Crime - Sacto 911

Some Sacramento police agencies already adhering to Prop. 47 changes

Sacramento County Sheriff’s Department announced it had begun a review of 420 suspects in its jails and subsequently determined that 50 of them were eligible for misdemeanor rather than felony charges, Sgt. Lisa Bowman said.
Sacramento County Sheriff’s Department announced it had begun a review of 420 suspects in its jails and subsequently determined that 50 of them were eligible for misdemeanor rather than felony charges, Sgt. Lisa Bowman said. AP

Some local law enforcement agencies already have begun implementing Proposition 47 – the initiative voters adopted last week that reduces criminal penalties for some drug and property crimes – with officers in Sacramento citing rather than arresting some suspects and the Sacramento County sheriff releasing 50 suspects whose alleged crimes suddenly have been shifted from felonies to misdemeanors.

Officers are being briefed on the changes Proposition 47 makes in state law, primarily reducing crimes such as drug possession, commercial burglary or theft from felonies to misdemeanors if the amount involved is worth $950 or less.

“I don’t believe that we’ve had any extreme results,” Sacramento police spokesman Officer Justin Brown said Monday. “I received information from one officer that he cited and released one suspect regarding drug activity.

“So, instead of taking someone to jail on a felony, the statute allows an officer to cite and release someone for certain crimes. It’s not really a major change for us to cite and release rather than taking them to jail.”

Brown emphasized that suspects who are cited still have to show up for court dates and that citations are not offered to people who have other issues that require them to be jailed.

“As long as the individual we come into contact with meets the requirements for release – and they’re not intoxicated or don’t have an outstanding warrant or something like that – then they’re going to be cited and released just like any other misdemeanor,” he said. “We still write a report, we still book evidence that we need to book. If it’s a drug, we book that evidence.”

The measure, which passed with more than 58 percent of the vote and took effect immediately, has far-reaching repercussions on how some criminal charges will be handled from now on.

For instance, once the measure passed, the Sacramento County Sheriff’s Department announced it had begun a review of 420 suspects in its jails and subsequently determined that 50 of them were eligible for misdemeanor rather than felony charges, Sgt. Lisa Bowman said.

Those 50 were released last week, although Bowman said she did not have a breakdown on what types of crimes they had originally been charged with committing. Sacramento Main Jail’s population Monday was 2,129 inmates, with a capacity of 2,432, and Rio Cosumnes Correctional Center’s population was 2,127 inmates, with a capacity of 2,627.

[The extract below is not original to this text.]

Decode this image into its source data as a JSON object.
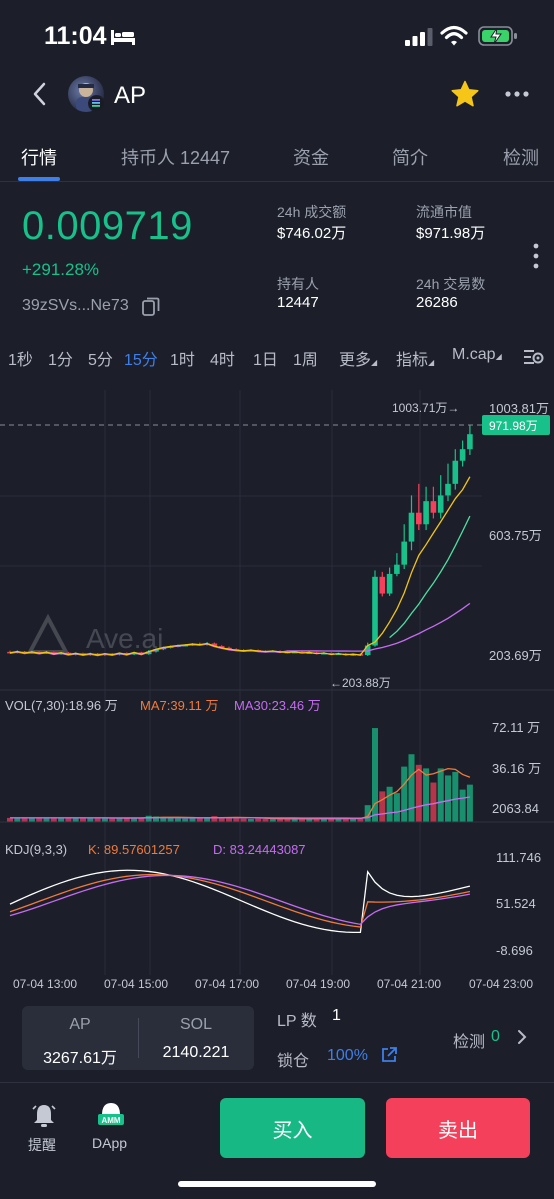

El Dorado County sheriff’s officials reported they had released three inmates since the measure passed.

In Citrus Heights, where Police Chief Christopher Boyd campaigned against Proposition 47 as a measure that would increase crime, officers are being briefed on how to comply with the new law.

“The biggest thing we’ve done is education in our patrol briefings,” Sgt. Michael Wells said.

Wells added that some officers who had been scheduled to make court appearances to testify in cases they handled have been getting calls from prosecutors telling them not to bother, because the case has been downgraded from a felony.

Other departments were working to create policies to handle implementation of the measure and said they had no information on how they planned to proceed.

Lenore Anderson, executive director of Californians for Safety and Justice, which spearheaded the passage of the measure, said she had not heard of any agencies refusing to comply with the new law.

“We’re glad that the law is being implemented and things are proceeding ahead with the changed practices that have to happen,” she said. “We have not had any issues of noncompliance.”

The law is designed to reduce inmate populations in state prisons and county jails, creating savings that can be funneled into rehabilitation and mental health programs to reduce recidivism.

Although most law enforcement leaders opposed the measure strongly, voters rejected their warnings and passed the initiative, which allows individuals with prior felony convictions to return to court and petition to have their convictions downgraded to misdemeanors.

Inmates already serving time for crimes listed under the measure also can ask a court to reduce their convictions and allow their release, a provision that could affect 10,000 prisoners. That part of the new law does not apply to defendants with past convictions for crimes such as murder, rape or child molestation.